Before the construction of Fortín Solano, Puerto Cabello had resisted attacks from the British in the Battle of Puerto Cabello.
Puerto Cabello continued to be controlled by Spanish forces after the fort's construction in 1766 until it was lost to Venezuela patriots on September 1, 1813. A surprise attack took place, aided by the forces of Rafael Urdaneta, in the midst of the Admirable Campaign in the Venezuelan War of Independence. The following day, Spanish commander Antonio Zuazola, who was known for having mutilated hundreds of prisoners in the east of the country, was imprisoned. Simón Bolívar, leader of the patriots, offered Domingo de Monteverde, leader of the royalists, the exchange of Zuazola with Domingo Jalón. After the proposal was rejected by the royalists, Bolívar ordered the death of Zuazola, who was hanged from a flagpole outside the walls of the fort.

In 1828, Bolívar issued a decree establishing his dictatorship in the country; as a result, a group of young lawyers gathered to depose Bolívar and proclaim Francisco de Paula Santander as constitutional president. On the night of September 25, 1828 the conspirators attempted to assassinate Bolivar at the presidential palace; Bolívar managed to escape with the help of Manuela Sáenz by jumping from a window until the military forces restored control of the city. Pedro Carujo, born in Barcelona, became a Commander in 1828, hand picked by Simón Bolívar to lead the Military Academy founded in Bogotá. However, Carujo joined the supporters of Santander and attempted to kill Bolívar while on the revolt of September 25, for which he was sentenced to death and moved to the Solano fort in March 1829. After managing to escape several months later, he was recaptured and irons were attached to him. He was deported to Curacao in June 1830, only to return several months later under the government of José Antonio Páez.

===Twentieth century===
In 1904, a budget designed by engineer Germán Jimenez was approved by the Ministry of Public Works to repair the fort.

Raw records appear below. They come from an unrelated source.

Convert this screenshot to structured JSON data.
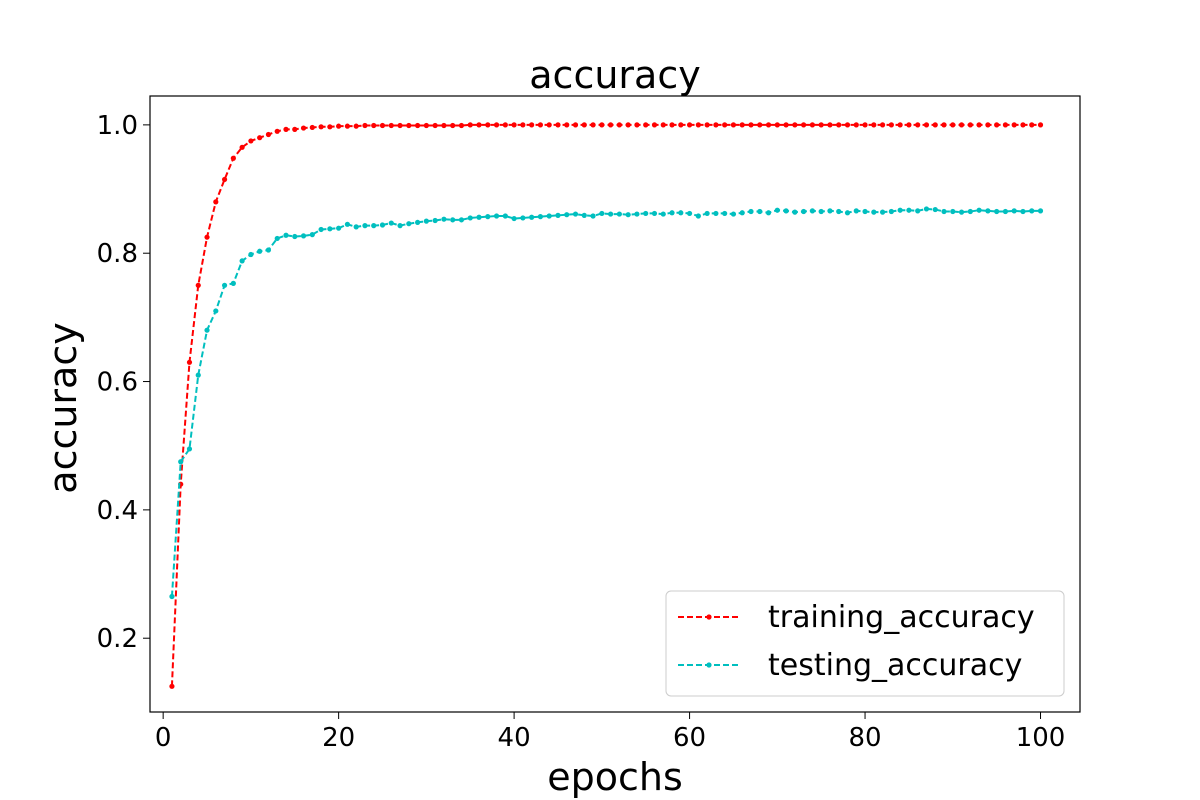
{
  "chart_data": {
    "type": "line",
    "title": "accuracy",
    "xlabel": "epochs",
    "ylabel": "accuracy",
    "xlim": [
      -1.5,
      104.5
    ],
    "ylim": [
      0.085,
      1.045
    ],
    "xticks": [
      0,
      20,
      40,
      60,
      80,
      100
    ],
    "yticks": [
      0.2,
      0.4,
      0.6,
      0.8,
      1.0
    ],
    "xtick_labels": [
      "0",
      "20",
      "40",
      "60",
      "80",
      "100"
    ],
    "ytick_labels": [
      "0.2",
      "0.4",
      "0.6",
      "0.8",
      "1.0"
    ],
    "grid": false,
    "legend_position": "lower-right",
    "x": [
      1,
      2,
      3,
      4,
      5,
      6,
      7,
      8,
      9,
      10,
      11,
      12,
      13,
      14,
      15,
      16,
      17,
      18,
      19,
      20,
      21,
      22,
      23,
      24,
      25,
      26,
      27,
      28,
      29,
      30,
      31,
      32,
      33,
      34,
      35,
      36,
      37,
      38,
      39,
      40,
      41,
      42,
      43,
      44,
      45,
      46,
      47,
      48,
      49,
      50,
      51,
      52,
      53,
      54,
      55,
      56,
      57,
      58,
      59,
      60,
      61,
      62,
      63,
      64,
      65,
      66,
      67,
      68,
      69,
      70,
      71,
      72,
      73,
      74,
      75,
      76,
      77,
      78,
      79,
      80,
      81,
      82,
      83,
      84,
      85,
      86,
      87,
      88,
      89,
      90,
      91,
      92,
      93,
      94,
      95,
      96,
      97,
      98,
      99,
      100
    ],
    "series": [
      {
        "name": "training_accuracy",
        "color": "#ff0000",
        "values": [
          0.125,
          0.44,
          0.63,
          0.75,
          0.825,
          0.88,
          0.915,
          0.948,
          0.965,
          0.975,
          0.98,
          0.985,
          0.99,
          0.993,
          0.993,
          0.995,
          0.996,
          0.997,
          0.997,
          0.998,
          0.998,
          0.998,
          0.999,
          0.999,
          0.999,
          0.999,
          0.999,
          0.999,
          0.999,
          0.999,
          0.999,
          0.999,
          0.999,
          0.999,
          1.0,
          1.0,
          1.0,
          1.0,
          1.0,
          1.0,
          1.0,
          1.0,
          1.0,
          1.0,
          1.0,
          1.0,
          1.0,
          1.0,
          1.0,
          1.0,
          1.0,
          1.0,
          1.0,
          1.0,
          1.0,
          1.0,
          1.0,
          1.0,
          1.0,
          1.0,
          1.0,
          1.0,
          1.0,
          1.0,
          1.0,
          1.0,
          1.0,
          1.0,
          1.0,
          1.0,
          1.0,
          1.0,
          1.0,
          1.0,
          1.0,
          1.0,
          1.0,
          1.0,
          1.0,
          1.0,
          1.0,
          1.0,
          1.0,
          1.0,
          1.0,
          1.0,
          1.0,
          1.0,
          1.0,
          1.0,
          1.0,
          1.0,
          1.0,
          1.0,
          1.0,
          1.0,
          1.0,
          1.0,
          1.0,
          1.0
        ]
      },
      {
        "name": "testing_accuracy",
        "color": "#00bfbf",
        "values": [
          0.265,
          0.475,
          0.495,
          0.61,
          0.68,
          0.71,
          0.75,
          0.753,
          0.788,
          0.798,
          0.803,
          0.805,
          0.823,
          0.828,
          0.826,
          0.827,
          0.829,
          0.837,
          0.838,
          0.839,
          0.845,
          0.841,
          0.843,
          0.843,
          0.844,
          0.847,
          0.843,
          0.846,
          0.848,
          0.85,
          0.851,
          0.853,
          0.852,
          0.852,
          0.855,
          0.856,
          0.857,
          0.858,
          0.858,
          0.854,
          0.855,
          0.856,
          0.857,
          0.858,
          0.859,
          0.86,
          0.861,
          0.859,
          0.858,
          0.862,
          0.861,
          0.861,
          0.86,
          0.861,
          0.862,
          0.862,
          0.861,
          0.863,
          0.863,
          0.862,
          0.858,
          0.862,
          0.862,
          0.862,
          0.861,
          0.863,
          0.865,
          0.865,
          0.863,
          0.867,
          0.866,
          0.864,
          0.865,
          0.866,
          0.865,
          0.866,
          0.865,
          0.863,
          0.866,
          0.865,
          0.864,
          0.864,
          0.865,
          0.867,
          0.867,
          0.866,
          0.869,
          0.868,
          0.865,
          0.865,
          0.864,
          0.865,
          0.867,
          0.866,
          0.865,
          0.865,
          0.866,
          0.865,
          0.866,
          0.866
        ]
      }
    ]
  }
}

On June 2, 1962, an uprising (the Porteñazo) led by Manuel Ponte Rodriguez, commander Pedro Medina Silva and Lieutenant Commander Victor Hugo Morales occurred in the city of Puerto Cabello. As soon as the national Government became aware of the revolt, troops of both the Air Force and the Army led by Colonel Alfredo Monch are sent to bomb and surround the city. At the same time, most of the officers in command of 55th National Guard squadron and detachment refuse to participate in the uprising. The following day, the Ministry of Interior announced that Armed forces loyal to the government defeated the rebellion with a balance of 400 deaths and 700 wounded. On June 6, Fortín Solano, which was used as a stronghold by the rebels, fell when the leaders of the revolt were captured by the Army.

===Conservation===
The fort was declared a National monument in 1965.
  It is included in the boundaries of the San Esteban National Park which, as well as being of ecological importance, protects other infrastructure dating from the colonial era, including the Camino de los Españoles, a route to Valencia del Rey.